The Sun Belt tells a slightly different story.
Markets such as Phoenix, Austin, Jacksonville, and parts of Florida are seeing contract signings improve even while new listings decline. Analysts say that is largely because home prices in those markets have already corrected significantly over the past 18 months, finally attracting buyers back into the market.
In Phoenix, new listings dipped slightly while contract signings rose more than 8%. Austin saw listings fall but buyer activity rise nearly 8% as well.
The cancellation picture also varies sharply by city.
Atlanta currently has the highest cancellation rate among major U.S. markets, with nearly 1 in 5 home contracts failing to close in April. Other high-cancellation markets include San Antonio, Jacksonville, and parts of Florida, where affordability pressure and insurance costs continue affecting buyers.

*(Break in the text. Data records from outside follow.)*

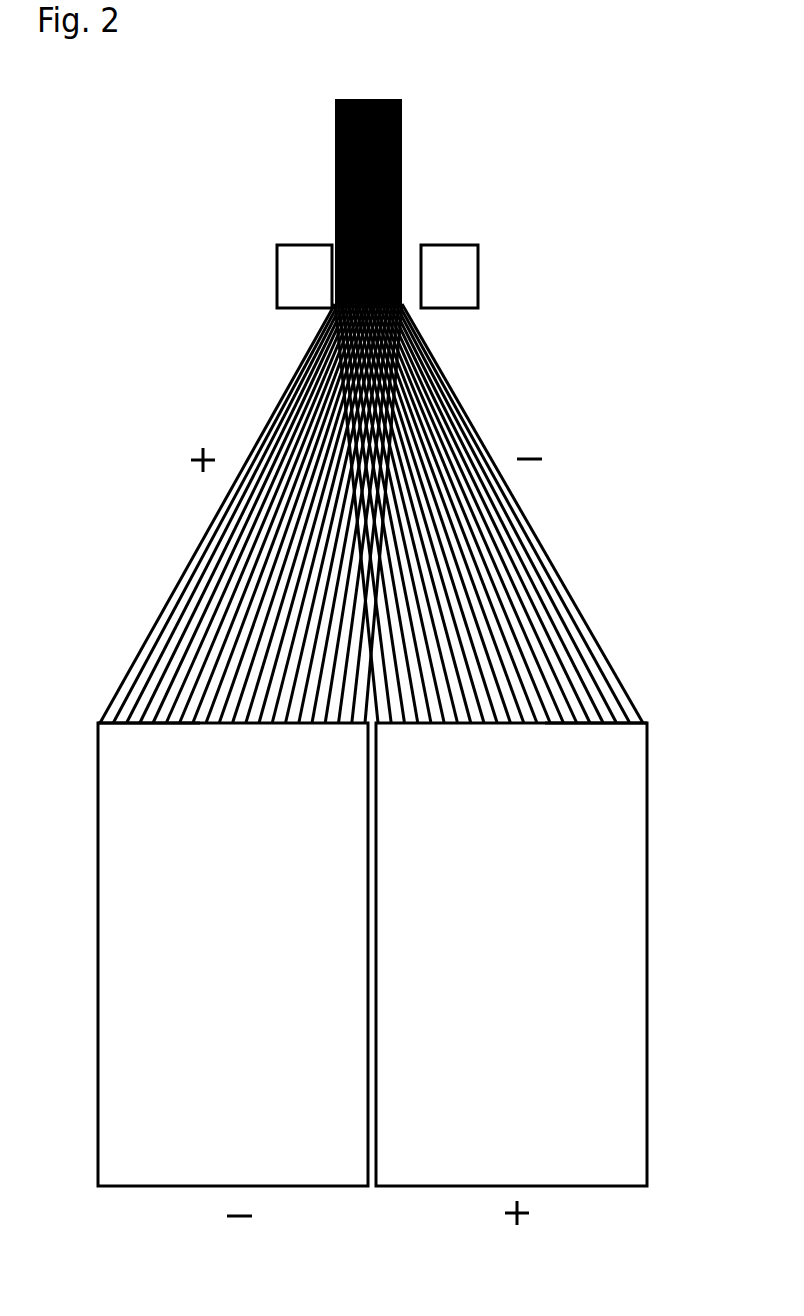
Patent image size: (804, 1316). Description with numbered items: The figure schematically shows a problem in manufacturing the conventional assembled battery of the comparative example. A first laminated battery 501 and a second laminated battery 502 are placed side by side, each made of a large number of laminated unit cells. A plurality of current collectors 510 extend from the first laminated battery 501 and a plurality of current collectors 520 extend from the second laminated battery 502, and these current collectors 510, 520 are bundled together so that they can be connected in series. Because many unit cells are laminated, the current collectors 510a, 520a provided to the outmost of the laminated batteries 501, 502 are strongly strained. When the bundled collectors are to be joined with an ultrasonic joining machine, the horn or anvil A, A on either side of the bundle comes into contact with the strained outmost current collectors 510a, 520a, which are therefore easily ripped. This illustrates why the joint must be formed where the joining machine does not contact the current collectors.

The first laminated battery 501 is at (98, 1187).
The second laminated battery 502 is at (647, 1187).
The current collectors 510 is at (150, 526).
The current collectors 520 is at (587, 526).
The outmost current collector 510a is at (110, 710).
The outmost current collector 520a is at (637, 708).
The horn or anvil A is at (277, 250).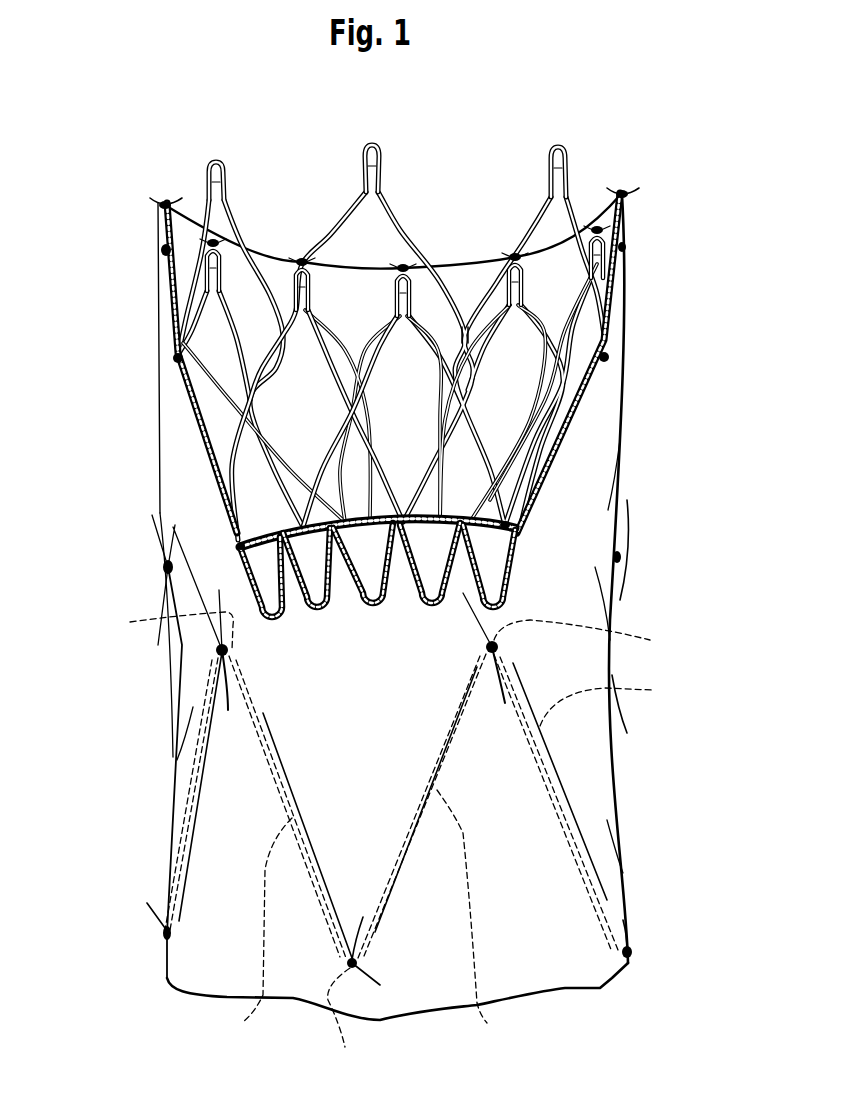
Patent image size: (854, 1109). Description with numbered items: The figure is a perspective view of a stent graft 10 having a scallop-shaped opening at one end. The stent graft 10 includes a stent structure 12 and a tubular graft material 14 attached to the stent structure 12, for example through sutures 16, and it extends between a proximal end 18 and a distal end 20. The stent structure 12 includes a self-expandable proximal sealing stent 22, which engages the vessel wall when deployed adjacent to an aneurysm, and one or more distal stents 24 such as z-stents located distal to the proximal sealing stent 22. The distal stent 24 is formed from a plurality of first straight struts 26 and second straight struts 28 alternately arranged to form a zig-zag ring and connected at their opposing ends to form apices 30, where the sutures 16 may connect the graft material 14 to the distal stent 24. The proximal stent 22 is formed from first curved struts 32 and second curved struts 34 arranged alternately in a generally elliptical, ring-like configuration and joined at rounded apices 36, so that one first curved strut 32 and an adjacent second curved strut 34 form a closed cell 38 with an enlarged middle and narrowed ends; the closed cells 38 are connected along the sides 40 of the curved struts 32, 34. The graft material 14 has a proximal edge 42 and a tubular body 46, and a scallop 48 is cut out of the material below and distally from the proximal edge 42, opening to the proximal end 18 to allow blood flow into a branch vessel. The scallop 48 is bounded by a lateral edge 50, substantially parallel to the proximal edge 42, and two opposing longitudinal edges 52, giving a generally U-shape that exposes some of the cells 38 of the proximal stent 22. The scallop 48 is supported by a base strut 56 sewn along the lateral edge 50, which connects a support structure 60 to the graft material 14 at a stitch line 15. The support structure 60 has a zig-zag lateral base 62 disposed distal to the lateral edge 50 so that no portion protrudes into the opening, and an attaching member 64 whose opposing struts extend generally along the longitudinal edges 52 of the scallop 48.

The stent graft 10 is at (690, 142).
The stent structure 12 is at (404, 188).
The tubular graft material 14 is at (600, 777).
The stitch line 15 is at (237, 547).
The sutures 16 is at (217, 647).
The proximal end 18 is at (150, 210).
The distal end 20 is at (148, 978).
The proximal sealing stent 22 is at (577, 180).
The distal stent 24 is at (602, 872).
The first straight struts 26 is at (450, 861).
The second straight struts 28 is at (190, 823).
The apices 30 is at (392, 839).
The first curved struts 32 is at (160, 236).
The second curved struts 34 is at (211, 247).
The apices 36 is at (370, 140).
The closed cell 38 is at (340, 284).
The sides 40 is at (470, 334).
The proximal edge 42 is at (267, 250).
The tubular body 46 is at (507, 803).
The scallop 48 is at (343, 500).
The lateral edge 50 is at (520, 530).
The longitudinal edges 52 is at (578, 404).
The base strut 56 is at (505, 527).
The support structure 60 is at (218, 522).
The lateral base 62 is at (247, 595).
The attaching member 64 is at (157, 258).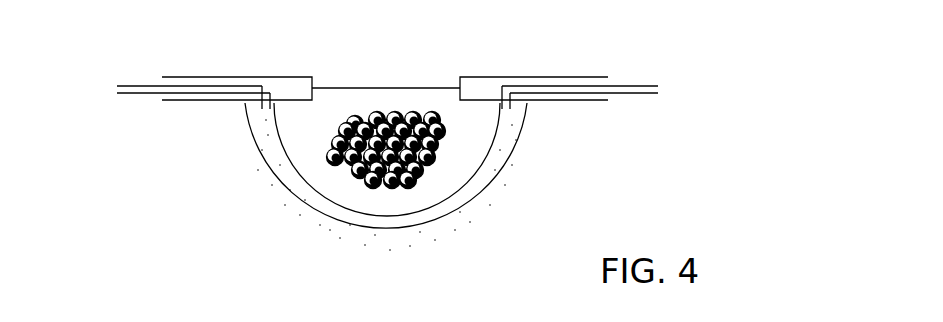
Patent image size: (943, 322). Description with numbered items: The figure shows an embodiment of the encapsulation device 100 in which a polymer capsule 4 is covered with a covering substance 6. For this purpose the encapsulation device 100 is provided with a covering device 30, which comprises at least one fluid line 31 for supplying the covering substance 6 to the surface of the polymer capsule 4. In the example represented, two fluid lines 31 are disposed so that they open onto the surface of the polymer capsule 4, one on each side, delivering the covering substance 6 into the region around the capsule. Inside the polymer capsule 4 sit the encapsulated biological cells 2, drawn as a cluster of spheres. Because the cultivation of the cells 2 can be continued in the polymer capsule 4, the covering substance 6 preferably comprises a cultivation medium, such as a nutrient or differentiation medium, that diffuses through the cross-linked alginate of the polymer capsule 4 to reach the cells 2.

The encapsulation device 100 is at (682, 85).
The covering device 30 is at (105, 75).
The fluid line 31 is at (238, 87).
The biological cells 2 is at (348, 158).
The polymer capsule 4 is at (477, 175).
The covering substance 6 is at (433, 225).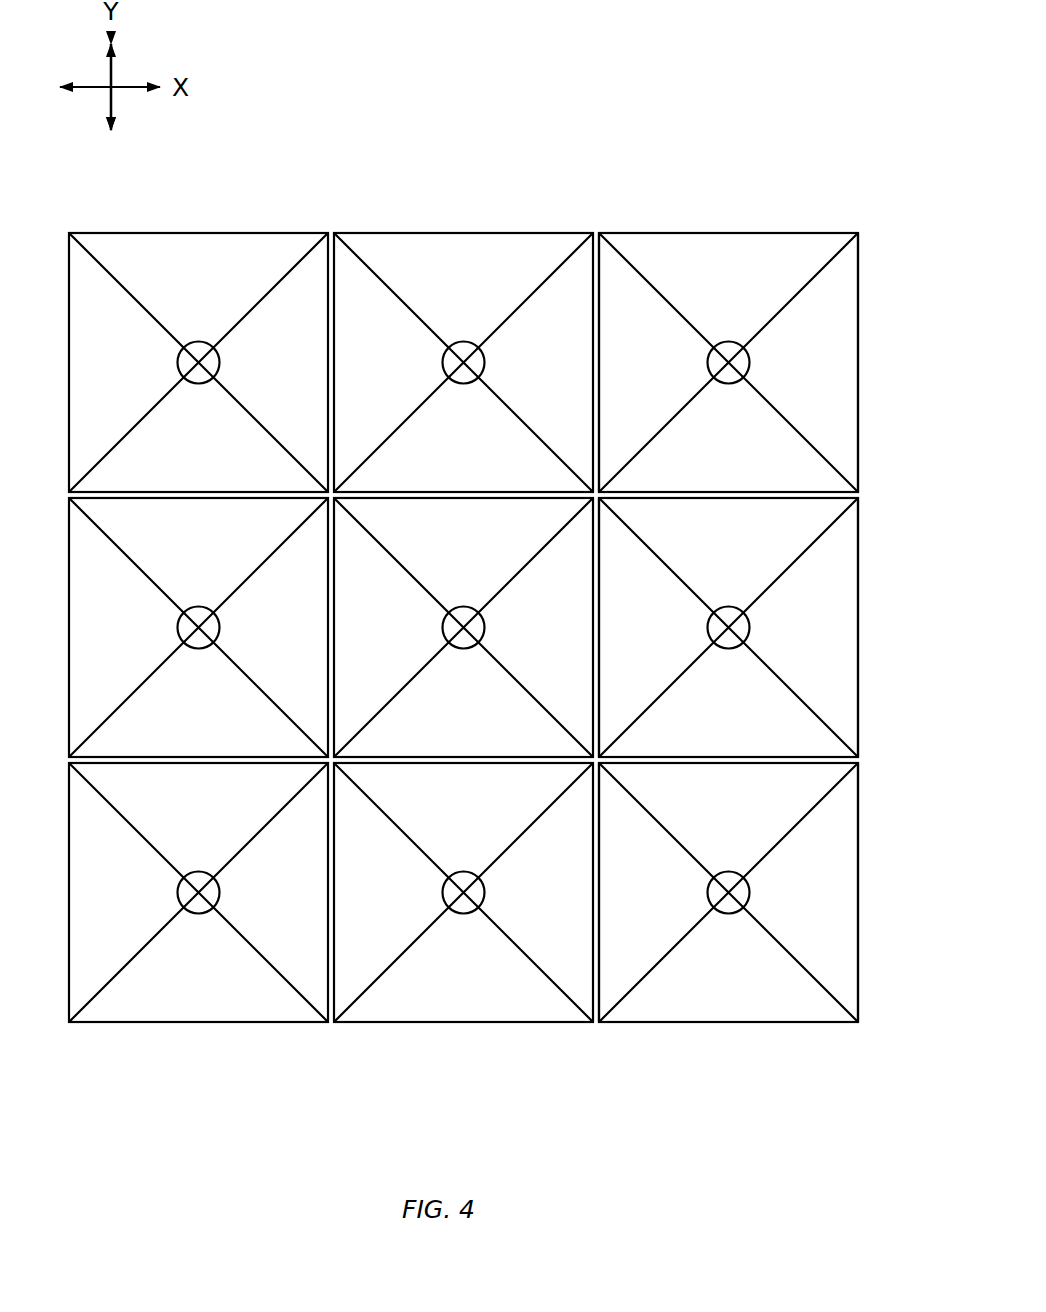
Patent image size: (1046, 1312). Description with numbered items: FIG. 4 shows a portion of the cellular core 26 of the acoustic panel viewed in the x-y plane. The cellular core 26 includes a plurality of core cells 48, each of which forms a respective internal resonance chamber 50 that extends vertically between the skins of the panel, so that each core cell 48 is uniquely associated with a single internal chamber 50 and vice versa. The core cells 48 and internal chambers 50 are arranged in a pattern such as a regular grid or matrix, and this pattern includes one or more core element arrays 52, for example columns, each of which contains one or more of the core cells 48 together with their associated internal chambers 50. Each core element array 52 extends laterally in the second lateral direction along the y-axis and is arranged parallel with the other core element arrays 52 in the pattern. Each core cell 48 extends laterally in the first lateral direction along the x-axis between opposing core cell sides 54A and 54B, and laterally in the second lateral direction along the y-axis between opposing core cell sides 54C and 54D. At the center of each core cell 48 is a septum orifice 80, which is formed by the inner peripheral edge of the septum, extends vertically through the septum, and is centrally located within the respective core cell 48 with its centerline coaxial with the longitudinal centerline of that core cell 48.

The cellular core 26 is at (649, 100).
The core cell 48 is at (296, 228).
The internal chamber 50 is at (165, 263).
The core element array 52 is at (230, 200).
The core cell side 54A is at (598, 345).
The core cell side 54B is at (860, 335).
The core cell side 54C is at (703, 499).
The core cell side 54D is at (767, 232).
The septum orifice 80 is at (197, 363).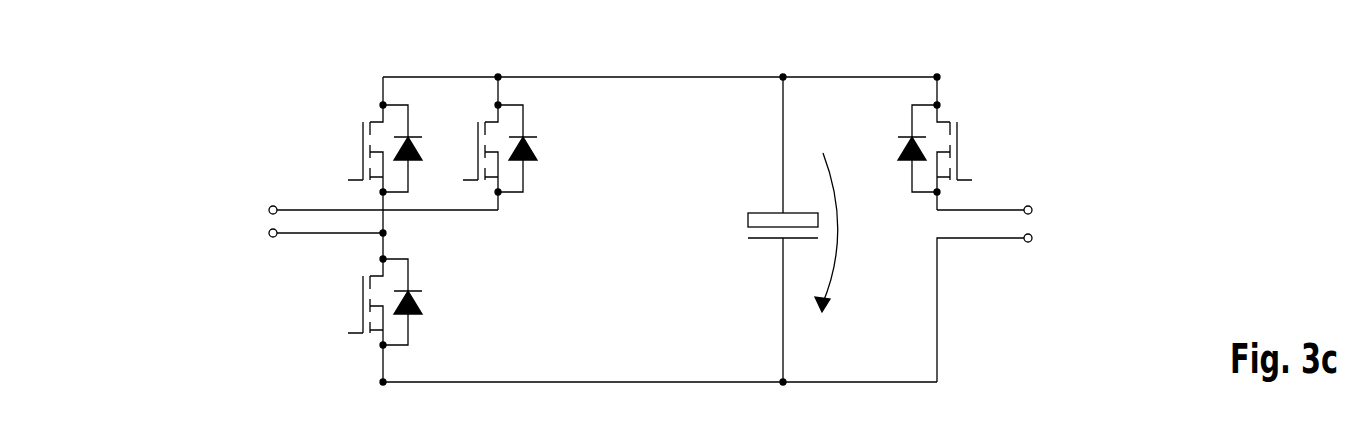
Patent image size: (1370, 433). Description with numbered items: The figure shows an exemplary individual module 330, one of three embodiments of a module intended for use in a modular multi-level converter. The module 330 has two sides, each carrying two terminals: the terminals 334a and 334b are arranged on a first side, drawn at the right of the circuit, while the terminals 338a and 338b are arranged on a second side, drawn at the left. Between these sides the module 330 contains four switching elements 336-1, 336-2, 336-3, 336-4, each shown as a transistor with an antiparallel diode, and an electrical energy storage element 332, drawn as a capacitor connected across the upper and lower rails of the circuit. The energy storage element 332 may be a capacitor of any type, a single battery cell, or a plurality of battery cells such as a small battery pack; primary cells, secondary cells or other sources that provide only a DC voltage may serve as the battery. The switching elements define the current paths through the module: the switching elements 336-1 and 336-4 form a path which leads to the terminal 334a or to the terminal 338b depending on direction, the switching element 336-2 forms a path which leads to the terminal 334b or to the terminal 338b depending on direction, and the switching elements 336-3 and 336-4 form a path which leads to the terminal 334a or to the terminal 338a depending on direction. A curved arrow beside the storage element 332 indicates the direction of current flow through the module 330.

The individual module 330 is at (1115, 90).
The electrical energy storage element 332 is at (750, 240).
The terminal 334a is at (1032, 207).
The terminal 334b is at (1032, 241).
The switching element 336-1 is at (362, 132).
The switching element 336-2 is at (363, 305).
The switching element 336-3 is at (477, 147).
The switching element 336-4 is at (958, 152).
The terminal 338a is at (268, 208).
The terminal 338b is at (268, 235).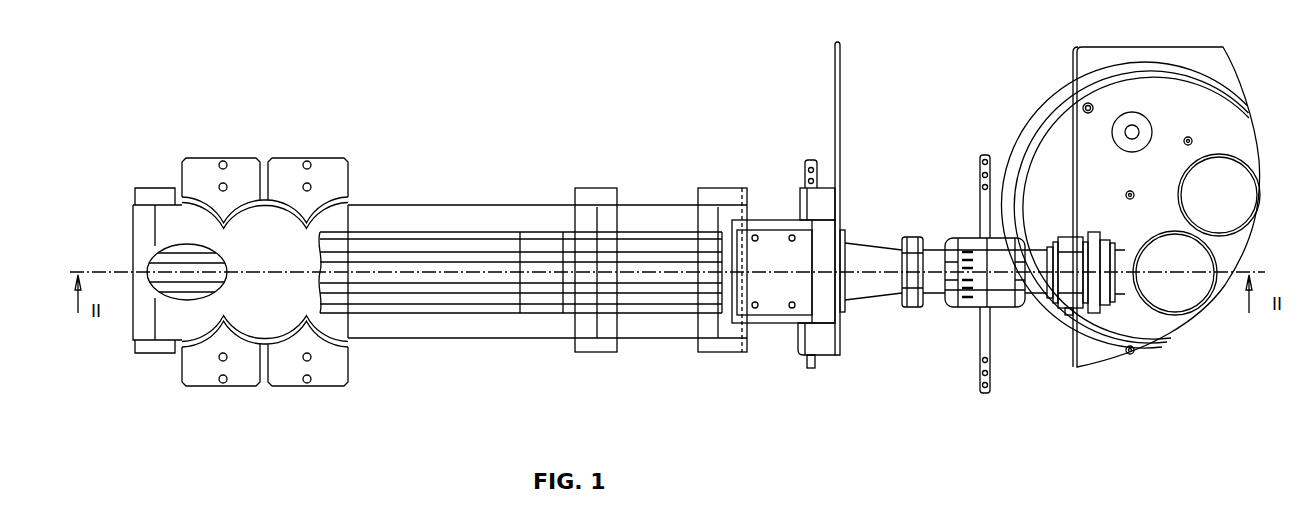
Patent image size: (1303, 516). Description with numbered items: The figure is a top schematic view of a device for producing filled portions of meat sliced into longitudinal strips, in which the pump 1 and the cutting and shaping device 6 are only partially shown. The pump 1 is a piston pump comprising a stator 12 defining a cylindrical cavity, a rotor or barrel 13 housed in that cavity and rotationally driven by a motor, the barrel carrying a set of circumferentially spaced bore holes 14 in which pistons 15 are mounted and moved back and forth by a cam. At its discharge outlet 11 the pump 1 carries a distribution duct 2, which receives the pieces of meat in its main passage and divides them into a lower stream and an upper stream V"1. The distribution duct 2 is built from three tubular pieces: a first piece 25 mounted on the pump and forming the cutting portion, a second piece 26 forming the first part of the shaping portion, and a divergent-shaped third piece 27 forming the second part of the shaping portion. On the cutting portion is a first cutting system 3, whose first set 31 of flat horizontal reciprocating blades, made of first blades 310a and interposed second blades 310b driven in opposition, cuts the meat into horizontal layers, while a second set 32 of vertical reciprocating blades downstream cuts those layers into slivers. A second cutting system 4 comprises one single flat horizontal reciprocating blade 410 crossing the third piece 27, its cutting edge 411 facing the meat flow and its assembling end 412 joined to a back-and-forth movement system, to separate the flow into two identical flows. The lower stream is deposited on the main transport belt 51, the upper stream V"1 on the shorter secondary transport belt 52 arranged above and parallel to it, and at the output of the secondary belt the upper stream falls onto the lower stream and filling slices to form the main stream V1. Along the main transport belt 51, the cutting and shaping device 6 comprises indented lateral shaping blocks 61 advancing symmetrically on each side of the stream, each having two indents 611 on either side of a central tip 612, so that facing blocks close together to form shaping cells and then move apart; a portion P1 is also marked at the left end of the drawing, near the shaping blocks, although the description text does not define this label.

The pump 1 is at (1152, 202).
The discharge outlet 11 is at (1062, 246).
The stator 12 is at (1247, 120).
The rotor or barrel 13 is at (1160, 325).
The bore holes 14 is at (1258, 176).
The pistons 15 is at (1187, 290).
The distribution duct 2 is at (880, 245).
The first piece 25 is at (1023, 298).
The second piece 26 is at (878, 292).
The third piece 27 is at (770, 228).
The first cutting system 3 is at (989, 260).
The first set of flat reciprocating blades 31 is at (1021, 246).
The first blades 310a is at (992, 182).
The second blades 310b is at (992, 377).
The second set of reciprocating blades 32 is at (965, 250).
The second cutting system 4 is at (823, 230).
The flat horizontal reciprocating blade 410 is at (809, 370).
The cutting edge 411 is at (817, 363).
The assembling end 412 is at (811, 160).
The main transport belt 51 is at (482, 330).
The secondary transport belt 52 is at (684, 212).
The cutting and shaping device 6 is at (219, 247).
The lateral shaping blocks 61 is at (200, 172).
The indents 611 is at (284, 212).
The central tip 612 is at (220, 228).
The pipe P1 is at (170, 292).
The main continuous stream of slivered and filled meat V1 is at (425, 233).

Meanwhile, San Francisco posted the lowest cancellation rate in the country, helped partly by renewed demand tied to the artificial intelligence technology boom and a rebound in high-income hiring.
For buyers, the market now offers more negotiating power than at any point in years.
In many markets, sellers are increasingly agreeing to price reductions, repair credits, and closing-cost assistance in order to keep deals together. Buyers are also regaining the ability to include inspection contingencies and financing protections — terms that largely disappeared during the ultra-competitive housing frenzy of 2021 and early 2022.
For sellers, the message is becoming clearer as well: homes priced realistically are still selling, while overpriced homes are sitting longer and attracting weaker offers.
The improving stability is also important for mortgage lenders and real estate companies.
When home deals collapse, lenders lose money on underwriting, appraisals, staffing, and processing costs. Stabilizing contract completion rates help companies including Rocket Mortgage, United Wholesale Mortgage, loanDepot, Guild Mortgage, and major bank lenders improve operational efficiency.
Real estate brokerages and platforms including Zillow, Redfin, Compass, eXp World Holdings, and Anywhere Real Estate also benefit when transaction volumes increase after several difficult years for the industry.
Nationally, housing inventory continues improving gradually.
New listings are now roughly 22% above the lows reached in 2023, though supply remains well below pre-pandemic levels in many regions. Analysts say the market is no longer deteriorating — it is slowly normalizing.
The housing market still looks very different from the boom years of 2021 and early 2022, when bidding wars, waived inspections, and all-cash offers dominated the market. Mortgage rates remain elevated, affordability remains challenging, and many first-time buyers are still struggling with down payments and monthly payment costs.
But for the first time in years, both buyers and sellers are beginning to move again instead of waiting on the sidelines.
For everyday Americans considering buying or selling a home, the message from the latest data is relatively simple: inventory is improving, sellers are negotiating again, and the market is becoming more balanced than it has been in years.